Wednesday, October 06, 2010

Everything you need to know

Okay, I've had everything you need to know in two sentences and everything you need to know in one sentence. Now comes a case of everything you need to know in just one phrase.

But getting there takes a bit of an introduction.

Some years ago, my wife and I seriously investigated the possibility of a version of living on the road: buying and living in an RV or what was then called a fifth-wheel for at least a few years if not longer. This was a time when my wife, an RN, could get work pretty much anywhere with the Traveling Nurse Corps and I could do odd jobs; plus there was a possibility I could do a newspaper column about politics and our travels.

Well, the column possibility fell through and we ultimately gave up the whole idea because try as I might, I couldn't make the finances work out in a way that would allow my wife to work any significantly lesser amount of time. So while the ideas of the travel and the seeing/living in different parts of the country were attractive, the bottom line was that we would be giving up a fair amount of security without the intended gain of more free time. It just didn't seem worth it. In the years since, the dream has not died, but the practicalities are even more against it.

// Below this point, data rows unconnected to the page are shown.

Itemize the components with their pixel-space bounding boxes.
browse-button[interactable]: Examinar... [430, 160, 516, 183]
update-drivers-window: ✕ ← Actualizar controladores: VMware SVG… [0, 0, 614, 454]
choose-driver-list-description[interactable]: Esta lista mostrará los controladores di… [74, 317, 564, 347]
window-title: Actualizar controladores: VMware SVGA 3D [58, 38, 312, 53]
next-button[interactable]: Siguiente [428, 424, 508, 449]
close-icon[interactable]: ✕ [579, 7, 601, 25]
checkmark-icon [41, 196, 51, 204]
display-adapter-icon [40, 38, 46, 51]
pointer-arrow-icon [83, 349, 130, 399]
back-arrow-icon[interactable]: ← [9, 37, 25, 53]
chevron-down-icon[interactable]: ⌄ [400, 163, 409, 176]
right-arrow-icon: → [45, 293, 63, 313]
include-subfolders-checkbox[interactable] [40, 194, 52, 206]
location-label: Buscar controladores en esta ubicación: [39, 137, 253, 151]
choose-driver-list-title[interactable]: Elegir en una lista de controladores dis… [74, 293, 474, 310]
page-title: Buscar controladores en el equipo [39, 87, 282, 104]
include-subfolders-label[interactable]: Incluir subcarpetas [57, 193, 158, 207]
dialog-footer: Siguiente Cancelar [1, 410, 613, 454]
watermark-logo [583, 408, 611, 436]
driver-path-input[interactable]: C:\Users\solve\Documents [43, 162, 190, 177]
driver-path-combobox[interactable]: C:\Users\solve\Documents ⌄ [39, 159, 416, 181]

There are people who pursue that dream, and more power to them. The point here, however, is that for other people, a good and increasing number of them in fact, making an RV your home is not a dream or a lifestyle, it's a necessity. From the NY Times:
Los Angeles - Every day, Diane Butler and her husband park their two hand-painted R.V.’s in a lot at the edge of Venice Beach here, alongside dozens of other rickety, rusted campers from the 1970s and ’80s. During the day, she sells her artwork on the boardwalk. When the parking lot closes at sunset, she and the other R.V.-dwellers drive a quarter-mile inland to find somewhere on the street to park for the night.

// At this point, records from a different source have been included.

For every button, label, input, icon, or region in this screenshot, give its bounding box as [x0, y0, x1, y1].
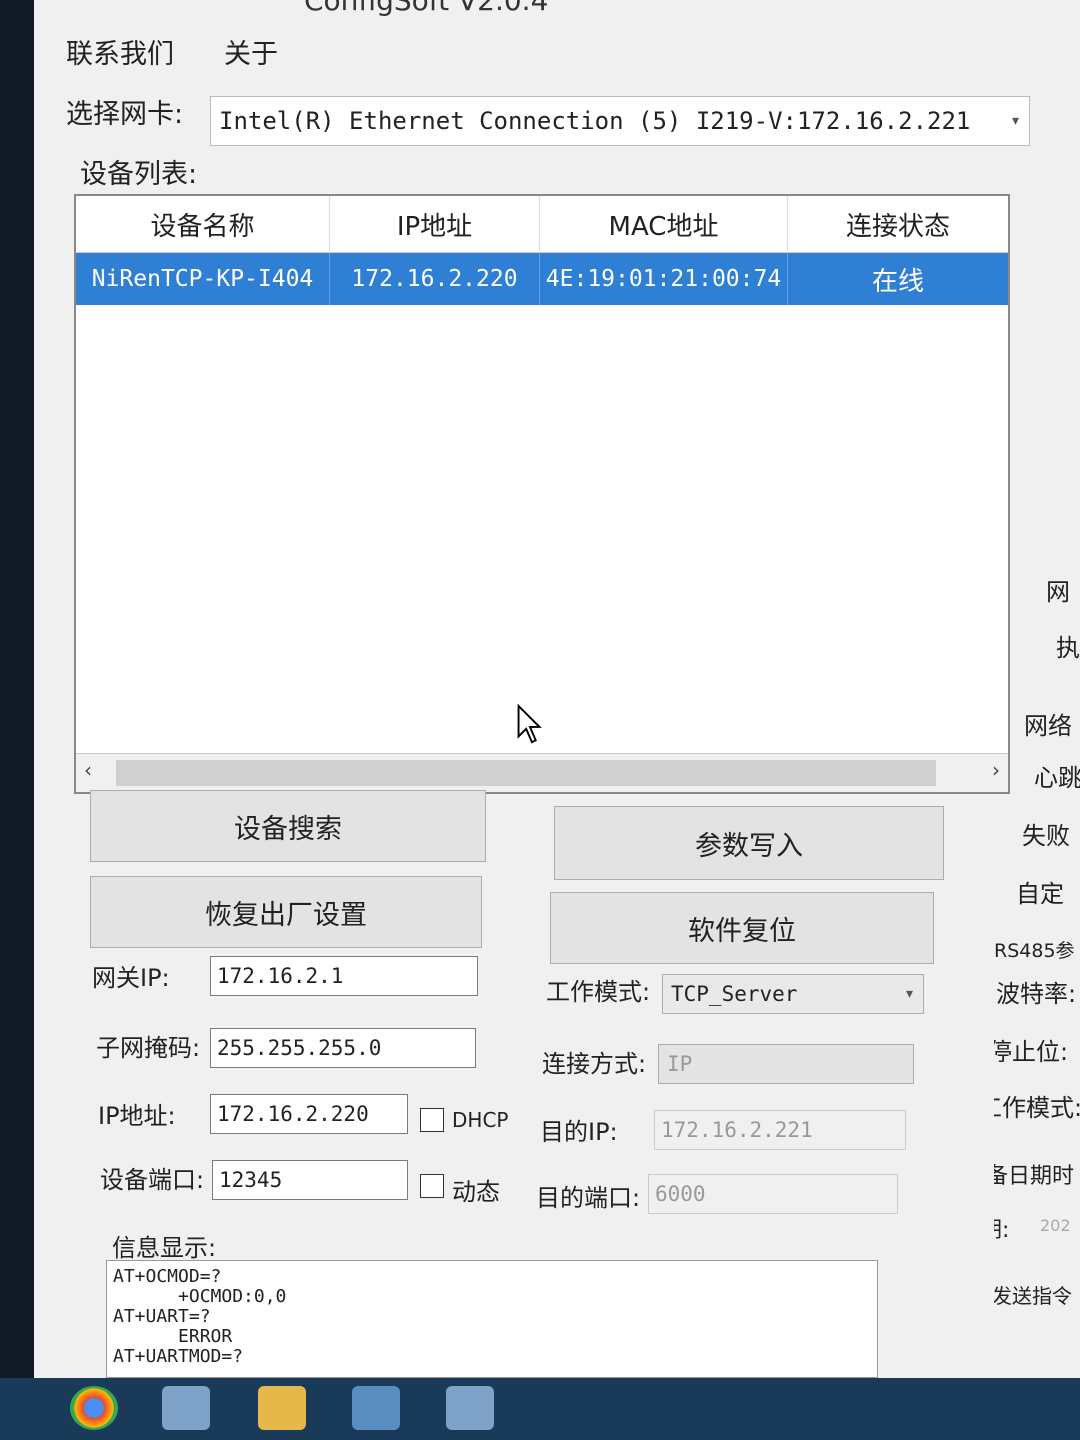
ip-address-input[interactable]: 172.16.2.220	[210, 1094, 408, 1134]
log-line: AT+UARTMOD=?	[113, 1346, 244, 1367]
connection-mode-value: IP	[667, 1052, 693, 1076]
log-line: ERROR	[113, 1326, 233, 1347]
mouse-cursor-icon	[517, 704, 542, 744]
dest-ip-input[interactable]: 172.16.2.221	[654, 1110, 906, 1150]
nic-select-value: Intel(R) Ethernet Connection (5) I219-V:…	[219, 107, 971, 135]
screen-bezel	[0, 0, 34, 1440]
info-display-label: 信息显示:	[112, 1234, 217, 1262]
dynamic-label: 动态	[452, 1178, 500, 1206]
cell-device-name: NiRenTCP-KP-I404	[76, 253, 330, 305]
connection-mode-label: 连接方式:	[542, 1050, 647, 1078]
column-header-status[interactable]: 连接状态	[788, 196, 1008, 252]
chrome-icon[interactable]	[70, 1386, 118, 1430]
right-panel-text: 失败	[1022, 822, 1070, 850]
cell-ip: 172.16.2.220	[330, 253, 540, 305]
app-window: ConfigSoft V2.0.4 联系我们 关于 选择网卡: Intel(R)…	[34, 0, 1080, 1378]
right-panel-text: 自定	[1016, 880, 1064, 908]
device-search-button[interactable]: 设备搜索	[90, 790, 486, 862]
dest-port-label: 目的端口:	[536, 1184, 641, 1212]
cell-mac: 4E:19:01:21:00:74	[540, 253, 788, 305]
cell-status: 在线	[871, 266, 924, 297]
column-header-name[interactable]: 设备名称	[76, 196, 330, 252]
write-params-button[interactable]: 参数写入	[554, 806, 944, 880]
right-panel-text: RS485参	[994, 940, 1075, 962]
ip-address-label: IP地址:	[98, 1102, 176, 1130]
right-panel-text: 手动发送指令	[994, 1284, 1072, 1308]
right-panel-text: 网	[1046, 578, 1070, 606]
app-icon[interactable]	[162, 1386, 210, 1430]
right-panel-text: 202	[1040, 1216, 1071, 1235]
scrollbar-thumb[interactable]	[116, 760, 936, 786]
gateway-input[interactable]: 172.16.2.1	[210, 956, 478, 996]
factory-reset-button[interactable]: 恢复出厂设置	[90, 876, 482, 948]
menu-about[interactable]: 关于	[224, 32, 278, 72]
dest-ip-label: 目的IP:	[540, 1118, 618, 1146]
device-port-input[interactable]: 12345	[212, 1160, 408, 1200]
dhcp-checkbox[interactable]	[420, 1108, 444, 1132]
table-header: 设备名称 IP地址 MAC地址 连接状态	[76, 196, 1008, 253]
right-panel-text: 日期:	[994, 1218, 1010, 1243]
gateway-label: 网关IP:	[92, 964, 170, 992]
app-icon[interactable]	[446, 1386, 494, 1430]
chevron-down-icon: ▾	[904, 983, 915, 1004]
column-header-ip[interactable]: IP地址	[330, 196, 540, 252]
device-port-label: 设备端口:	[100, 1166, 205, 1194]
dhcp-label: DHCP	[452, 1108, 509, 1132]
right-panel-text: 设备日期时	[994, 1164, 1075, 1189]
subnet-mask-label: 子网掩码:	[96, 1034, 201, 1062]
work-mode-label: 工作模式:	[546, 978, 651, 1006]
log-line: +OCMOD:0,0	[113, 1286, 287, 1307]
folder-icon[interactable]	[258, 1386, 306, 1430]
right-settings-panel: 网 执 网络 心跳 失败 自定 RS485参 波特率: 停止位: 工作模式: 设…	[994, 340, 1080, 1378]
dynamic-checkbox[interactable]	[420, 1174, 444, 1198]
work-mode-value: TCP_Server	[671, 982, 798, 1006]
dest-port-input[interactable]: 6000	[648, 1174, 898, 1214]
work-mode-select[interactable]: TCP_Server ▾	[662, 974, 924, 1014]
scroll-left-icon[interactable]: ‹	[84, 758, 92, 782]
nic-label: 选择网卡:	[66, 99, 184, 130]
connection-mode-select[interactable]: IP	[658, 1044, 914, 1084]
info-log[interactable]: AT+OCMOD=? +OCMOD:0,0 AT+UART=? ERROR AT…	[106, 1260, 878, 1378]
soft-reset-button[interactable]: 软件复位	[550, 892, 934, 964]
chevron-down-icon: ▾	[1010, 110, 1021, 131]
right-panel-text: 网络	[1024, 712, 1072, 740]
menu-bar: 联系我们 关于	[66, 32, 278, 72]
device-list-label: 设备列表:	[80, 159, 198, 190]
window-title: ConfigSoft V2.0.4	[304, 0, 549, 17]
log-line: AT+UART=?	[113, 1306, 211, 1327]
subnet-mask-input[interactable]: 255.255.255.0	[210, 1028, 476, 1068]
right-panel-text: 执	[1056, 634, 1080, 662]
right-panel-text: 工作模式:	[994, 1094, 1080, 1122]
device-table: 设备名称 IP地址 MAC地址 连接状态 NiRenTCP-KP-I404 17…	[74, 194, 1010, 794]
table-row[interactable]: NiRenTCP-KP-I404 172.16.2.220 4E:19:01:2…	[76, 253, 1008, 305]
menu-contact[interactable]: 联系我们	[66, 32, 174, 72]
log-line: AT+OCMOD=?	[113, 1266, 222, 1287]
right-panel-text: 心跳	[1034, 764, 1080, 792]
horizontal-scrollbar[interactable]: ‹ ›	[76, 753, 1008, 792]
app-icon[interactable]	[352, 1386, 400, 1430]
right-panel-text: 停止位:	[994, 1038, 1069, 1066]
nic-select[interactable]: Intel(R) Ethernet Connection (5) I219-V:…	[210, 96, 1030, 146]
right-panel-text: 波特率:	[996, 980, 1077, 1008]
column-header-mac[interactable]: MAC地址	[540, 196, 788, 252]
taskbar	[0, 1378, 1080, 1440]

Their nomadic existence might be ending, though. The Venice section of Los Angeles has become the latest California community to enact strict new regulations limiting street parking and banning R.V.’s from beach lots — regulations that could soon force Ms. Butler, 58, to leave the community where she has lived for four decades. ...

Southern California, with its forgiving weather, has long been a popular destination for those living in vehicles and other homeless people. And for decades, people living in R.V.’s, vans and cars have settled in Venice, the beachfront Los Angeles community once known as the “Slum by the Sea” and famous for its offbeat, artistic culture.

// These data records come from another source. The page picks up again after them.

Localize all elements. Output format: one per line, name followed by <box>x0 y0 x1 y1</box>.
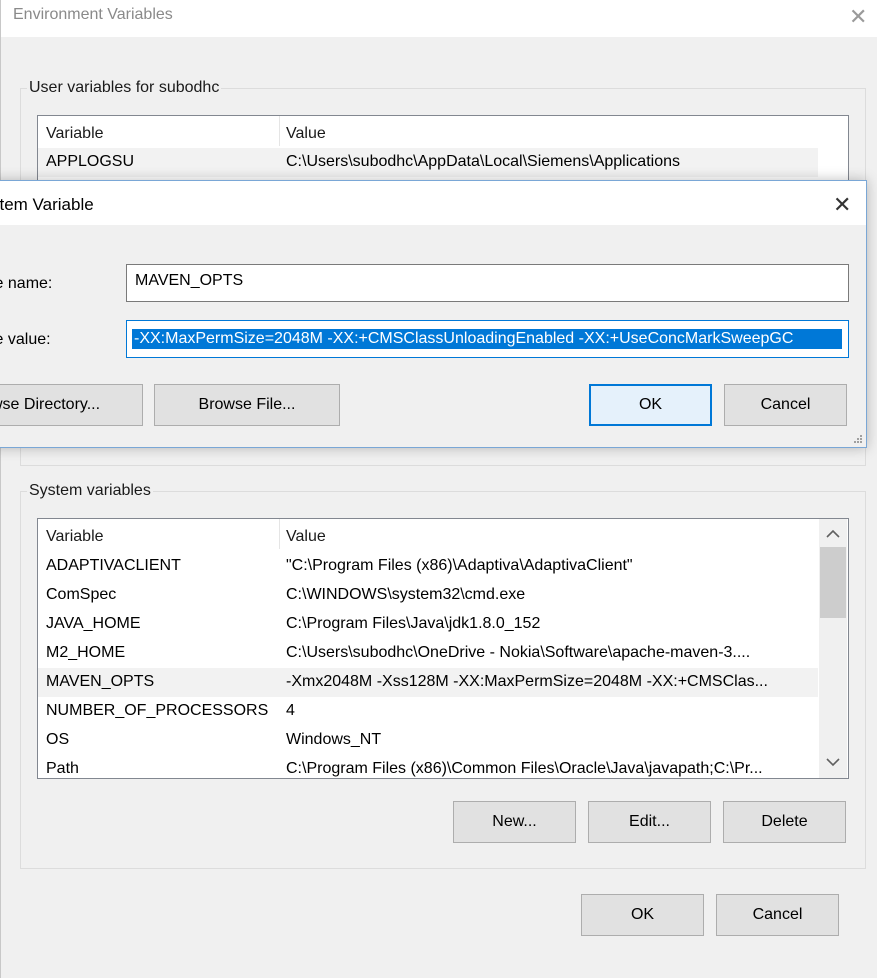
dialog-title: stem Variable <box>0 195 94 214</box>
row-variable: ADAPTIVACLIENT <box>46 557 181 574</box>
column-separator[interactable] <box>279 116 280 146</box>
row-variable: MAVEN_OPTS <box>46 673 155 690</box>
table-row[interactable]: Path C:\Program Files (x86)\Common Files… <box>38 755 818 778</box>
row-value: C:\Program Files (x86)\Common Files\Orac… <box>286 760 763 777</box>
row-value: C:\Users\subodhc\AppData\Local\Siemens\A… <box>286 153 680 170</box>
header-value[interactable]: Value <box>286 125 326 143</box>
row-variable: APPLOGSU <box>46 153 135 170</box>
close-icon[interactable]: ✕ <box>849 6 867 28</box>
window-titlebar: Environment Variables ✕ <box>1 0 877 37</box>
user-list-header: Variable Value <box>38 116 818 146</box>
row-variable: M2_HOME <box>46 644 126 661</box>
resize-grip-icon[interactable] <box>854 435 864 445</box>
row-variable: OS <box>46 731 70 748</box>
chevron-down-icon[interactable] <box>826 757 840 767</box>
table-row[interactable]: JAVA_HOME C:\Program Files\Java\jdk1.8.0… <box>38 610 818 639</box>
system-variables-list[interactable]: Variable Value ADAPTIVACLIENT "C:\Progra… <box>37 518 849 779</box>
variable-name-label: le name: <box>0 275 53 292</box>
close-icon[interactable]: ✕ <box>833 194 851 216</box>
browse-file-button[interactable]: Browse File... <box>154 384 340 426</box>
table-row[interactable]: ADAPTIVACLIENT "C:\Program Files (x86)\A… <box>38 552 818 581</box>
vertical-scrollbar[interactable] <box>819 519 847 778</box>
table-row[interactable]: ComSpec C:\WINDOWS\system32\cmd.exe <box>38 581 818 610</box>
variable-value-label: le value: <box>0 331 51 348</box>
variable-name-field[interactable]: MAVEN_OPTS <box>126 264 849 302</box>
row-value: "C:\Program Files (x86)\Adaptiva\Adaptiv… <box>286 557 633 574</box>
column-separator[interactable] <box>279 519 280 549</box>
edit-button[interactable]: Edit... <box>588 801 711 843</box>
row-value: C:\Program Files\Java\jdk1.8.0_152 <box>286 615 541 632</box>
ok-button[interactable]: OK <box>581 894 704 936</box>
table-row[interactable]: M2_HOME C:\Users\subodhc\OneDrive - Noki… <box>38 639 818 668</box>
variable-value-text: -XX:MaxPermSize=2048M -XX:+CMSClassUnloa… <box>132 329 842 349</box>
variable-value-field[interactable]: -XX:MaxPermSize=2048M -XX:+CMSClassUnloa… <box>126 320 849 358</box>
table-row[interactable]: APPLOGSU C:\Users\subodhc\AppData\Local\… <box>38 148 818 177</box>
row-value: Windows_NT <box>286 731 382 748</box>
dialog-ok-button[interactable]: OK <box>589 384 712 426</box>
row-value: 4 <box>286 702 295 719</box>
window-title: Environment Variables <box>13 6 173 23</box>
row-variable: Path <box>46 760 79 777</box>
edit-system-variable-dialog: stem Variable ✕ le name: MAVEN_OPTS le v… <box>0 180 867 448</box>
system-list-header: Variable Value <box>38 519 818 549</box>
variable-name-text: MAVEN_OPTS <box>135 272 244 289</box>
row-variable: NUMBER_OF_PROCESSORS <box>46 702 269 719</box>
system-variables-label: System variables <box>27 482 153 500</box>
user-variables-label: User variables for subodhc <box>27 79 222 97</box>
dialog-titlebar: stem Variable ✕ <box>0 181 866 225</box>
row-variable: JAVA_HOME <box>46 615 141 632</box>
chevron-up-icon[interactable] <box>826 529 840 539</box>
row-value: C:\WINDOWS\system32\cmd.exe <box>286 586 526 603</box>
user-variables-list[interactable]: Variable Value APPLOGSU C:\Users\subodhc… <box>37 115 849 187</box>
row-value: C:\Users\subodhc\OneDrive - Nokia\Softwa… <box>286 644 751 661</box>
environment-variables-window: Environment Variables ✕ User variables f… <box>0 0 877 978</box>
dialog-cancel-button[interactable]: Cancel <box>724 384 847 426</box>
browse-directory-button[interactable]: wse Directory... <box>0 384 143 426</box>
row-variable: ComSpec <box>46 586 117 603</box>
scrollbar-thumb[interactable] <box>820 547 846 618</box>
delete-button[interactable]: Delete <box>723 801 846 843</box>
header-variable[interactable]: Variable <box>46 528 104 546</box>
table-row-selected[interactable]: MAVEN_OPTS -Xmx2048M -Xss128M -XX:MaxPer… <box>38 668 818 697</box>
row-value: -Xmx2048M -Xss128M -XX:MaxPermSize=2048M… <box>286 673 768 690</box>
header-variable[interactable]: Variable <box>46 125 104 143</box>
cancel-button[interactable]: Cancel <box>716 894 839 936</box>
table-row[interactable]: NUMBER_OF_PROCESSORS 4 <box>38 697 818 726</box>
header-value[interactable]: Value <box>286 528 326 546</box>
table-row[interactable]: OS Windows_NT <box>38 726 818 755</box>
new-button[interactable]: New... <box>453 801 576 843</box>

Yet even as the economic downturn has forced more people out of their homes and into their cars, vehicle-dwellers are facing fewer options, with more communities trying to push them out.
What we're talking about here is people who are homeless - or, if you prefer, "semi-homeless," since they do have some sort of shelter - who are living in RVs because that's the best housing they can manage. As law professor and activist on homelessness issues Gary Blasi was quoted as saying,
most people choose to live in vehicles only when the alternative is sleeping in a shelter or on the street.

“The idea of carefree vagabonds is statistically false,” Professor Blasi said. “More often, these are people who lived in apartments in Venice before they lived in R.V.’s. The reason for losing housing is usually the loss of a job or some health care crisis.”
Neil Donovan of the National Coalition for the Homeless echoed that, saying that
vehicle-dwellers often end up on the street after their vehicles are towed or become inoperable. When his organization surveyed tent camps in California, they found that many residents had come from R.V.’s.
But why is this crackdown happening in Venice, "the 'Slum by the Sea' ... famous for its offbeat, artistic culture?" Why now, after "decades" of van-dwellers settling in Venice? Well, here comes that phrase, the one that explains it all in just three words, with the emphasis obviously added:
In the past, bohemian Venice was tolerant of vehicle-dwellers, but, increasingly, the proliferation of R.V.’s in this gentrifying neighborhood has prompted efforts to remove them.
And there you have it. The "better sorts" are moving in, in search of cheaper housing and good investments - and we all know how icky they find the sight of their inferiors.